Here's a brief scene that was cut. In episode 1, Tsubasa goes to back-up the army who are "fighting" the Noise and she easily wipes them all out. As the army guys stand around dumbfounded, Genjuro rolls up in a car with a megaphone and starts explaining that Div 2 will take over from here.
Here's some of the more subtle changes in GX. For example, in episode 11 when Tsubasa prevents Carol from escaping by using her big sword, she stands at the top of it not with her arms crossed but with them on her hips.
Or in episode 13, when all of the girls are fighting off the Noise in their X-Drive forms they turn back to Carol to find her powering up. Hibiki realizes that the Noise were just a distraction. Originally this was supposed to be a bit more evident, because after fighting the Noise the girls actually lose track of where Carol is. There is a brief cut scene where Shirabe and Kirika look around before spotting her in front of the building.
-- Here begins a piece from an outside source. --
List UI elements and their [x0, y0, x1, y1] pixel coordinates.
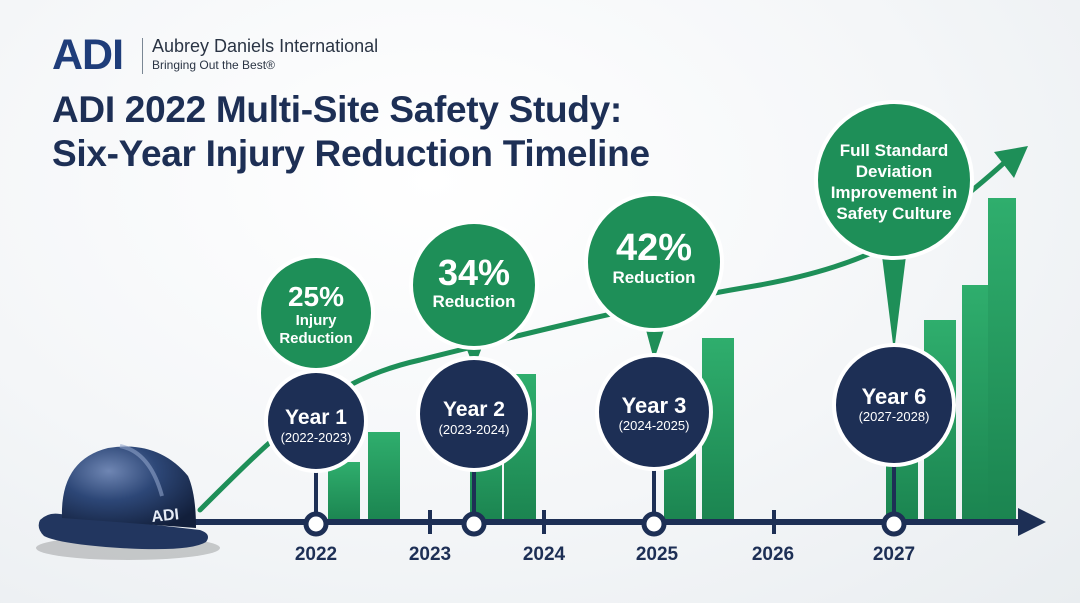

Also, there is a rather notable difference in the final scene of episode 13 between the storyboard and the end product. Makes you wonder what sort of conversations were had in the production offices to determine how this should be represented.
Well, that covers just about everything about the storyboards. I hope you enjoyed this look into the series and in the future I plan to make this content more thoroughly available for everyone when I have more time and resources. For now, look forward to the next installment: backgrounds.